En concreto, la Cámara ha aprobado una iniciativa originalmente registrada por Sumar y que ha sido finalmente pactada con PSOE, Esquerra Republicana y Coalición Canaria. La propuesta ha salido adelante con el apoyo de todos los grupos salvo el PP, que ha optado por la abstención, y Vox, que ha votado en contra.

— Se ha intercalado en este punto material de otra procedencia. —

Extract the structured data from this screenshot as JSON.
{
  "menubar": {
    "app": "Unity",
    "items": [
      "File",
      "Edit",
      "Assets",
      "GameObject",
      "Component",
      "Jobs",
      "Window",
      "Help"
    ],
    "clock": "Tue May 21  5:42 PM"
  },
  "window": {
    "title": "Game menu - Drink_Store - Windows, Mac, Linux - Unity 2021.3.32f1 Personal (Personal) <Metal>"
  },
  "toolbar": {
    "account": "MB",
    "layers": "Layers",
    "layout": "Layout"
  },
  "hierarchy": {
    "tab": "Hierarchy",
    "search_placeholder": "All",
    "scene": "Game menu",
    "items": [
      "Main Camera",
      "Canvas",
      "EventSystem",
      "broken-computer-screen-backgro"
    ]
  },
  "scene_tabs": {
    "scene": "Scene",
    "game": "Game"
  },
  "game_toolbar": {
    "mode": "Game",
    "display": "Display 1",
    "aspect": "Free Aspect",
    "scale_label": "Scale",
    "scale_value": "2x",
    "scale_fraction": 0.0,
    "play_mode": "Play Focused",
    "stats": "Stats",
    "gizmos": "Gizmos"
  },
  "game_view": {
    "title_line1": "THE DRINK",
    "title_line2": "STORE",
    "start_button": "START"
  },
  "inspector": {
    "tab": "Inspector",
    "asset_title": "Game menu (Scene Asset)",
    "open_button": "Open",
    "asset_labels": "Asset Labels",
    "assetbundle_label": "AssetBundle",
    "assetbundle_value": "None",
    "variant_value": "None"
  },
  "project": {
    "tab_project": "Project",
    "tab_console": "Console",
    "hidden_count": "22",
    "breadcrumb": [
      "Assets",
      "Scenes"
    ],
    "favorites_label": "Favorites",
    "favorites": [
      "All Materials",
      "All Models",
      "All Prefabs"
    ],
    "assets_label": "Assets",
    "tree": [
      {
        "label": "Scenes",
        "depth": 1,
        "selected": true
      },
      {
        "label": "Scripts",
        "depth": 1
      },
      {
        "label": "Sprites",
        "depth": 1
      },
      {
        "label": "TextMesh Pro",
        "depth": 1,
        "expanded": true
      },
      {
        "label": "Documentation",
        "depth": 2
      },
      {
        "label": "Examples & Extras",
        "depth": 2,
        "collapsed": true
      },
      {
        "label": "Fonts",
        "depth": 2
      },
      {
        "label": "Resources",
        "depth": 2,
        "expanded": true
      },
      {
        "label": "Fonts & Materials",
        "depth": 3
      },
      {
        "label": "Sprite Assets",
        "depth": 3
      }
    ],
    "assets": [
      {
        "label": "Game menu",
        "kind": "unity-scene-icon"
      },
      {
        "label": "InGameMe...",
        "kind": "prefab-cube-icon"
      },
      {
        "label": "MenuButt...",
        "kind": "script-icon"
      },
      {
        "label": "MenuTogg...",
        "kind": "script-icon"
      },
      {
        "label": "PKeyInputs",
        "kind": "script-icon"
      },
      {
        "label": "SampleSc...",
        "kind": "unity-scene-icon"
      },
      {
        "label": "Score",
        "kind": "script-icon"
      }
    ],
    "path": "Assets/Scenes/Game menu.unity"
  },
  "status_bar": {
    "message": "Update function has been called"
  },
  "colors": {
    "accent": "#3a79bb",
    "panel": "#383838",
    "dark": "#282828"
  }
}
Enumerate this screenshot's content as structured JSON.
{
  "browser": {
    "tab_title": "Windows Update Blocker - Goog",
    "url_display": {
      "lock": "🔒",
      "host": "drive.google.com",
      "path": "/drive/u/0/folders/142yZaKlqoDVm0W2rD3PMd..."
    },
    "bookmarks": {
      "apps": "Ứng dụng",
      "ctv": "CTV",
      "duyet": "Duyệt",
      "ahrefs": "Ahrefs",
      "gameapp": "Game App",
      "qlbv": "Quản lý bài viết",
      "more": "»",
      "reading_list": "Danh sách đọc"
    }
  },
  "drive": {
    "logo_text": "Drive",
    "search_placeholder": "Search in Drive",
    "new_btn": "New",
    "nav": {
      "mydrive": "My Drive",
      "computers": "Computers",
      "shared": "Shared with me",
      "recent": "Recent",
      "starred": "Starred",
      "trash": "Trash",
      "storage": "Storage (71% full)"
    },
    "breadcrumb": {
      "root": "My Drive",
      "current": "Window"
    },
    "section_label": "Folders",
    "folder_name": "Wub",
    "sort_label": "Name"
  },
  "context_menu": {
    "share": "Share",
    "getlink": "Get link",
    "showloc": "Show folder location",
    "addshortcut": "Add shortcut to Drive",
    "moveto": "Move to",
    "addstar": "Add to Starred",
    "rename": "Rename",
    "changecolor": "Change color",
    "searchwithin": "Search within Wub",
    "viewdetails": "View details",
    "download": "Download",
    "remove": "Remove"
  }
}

En el texto se señala que, en algunos casos, préstamos de entre 50 y 1.000 euros llegan a aplicar intereses del “4.000%”, el “5.000%” o el “59.000% TAE”. Por este motivo, se reclama al Ejecutivo que refuerce el control de las cláusulas abusivas incluidas en los contratos mediante la futura “Autoridad Administrativa Independiente de Defensa del Cliente Financiera”, actuando de forma coordinada con el resto de autoridades administrativas y judiciales competentes.
Otras medidas
La iniciativa también plantea la adopción de medidas para impedir que se cobren costes de financiación desproporcionados o usurarios, la creación de un procedimiento de registro y supervisión de todos los prestamistas de crédito al consumo y el refuerzo de la obligación de que, con suficiente antelación a la firma, las entidades que comercialicen créditos al consumo entreguen al cliente información precontractual estandarizada.
Asimismo, la proposición aprobada en la Cámara Baja propone someter a las empresas de crédito al consumo y de créditos rápidos a la supervisión y control del Banco de España, vetar la publicidad de créditos rápidos que ponga el acento en la facilidad para conseguir el dinero y reforzar la vigilancia sobre los prestamistas de crédito al consumo, tanto en la fase de publicidad y comercialización como en la ejecución de los contratos.
Además, el texto incorpora un apartado en el que se solicita que se refuercen los procedimientos de evaluación de la solvencia del consumidor antes de conceder créditos al consumo, con el fin de prevenir situaciones de sobreendeudamiento.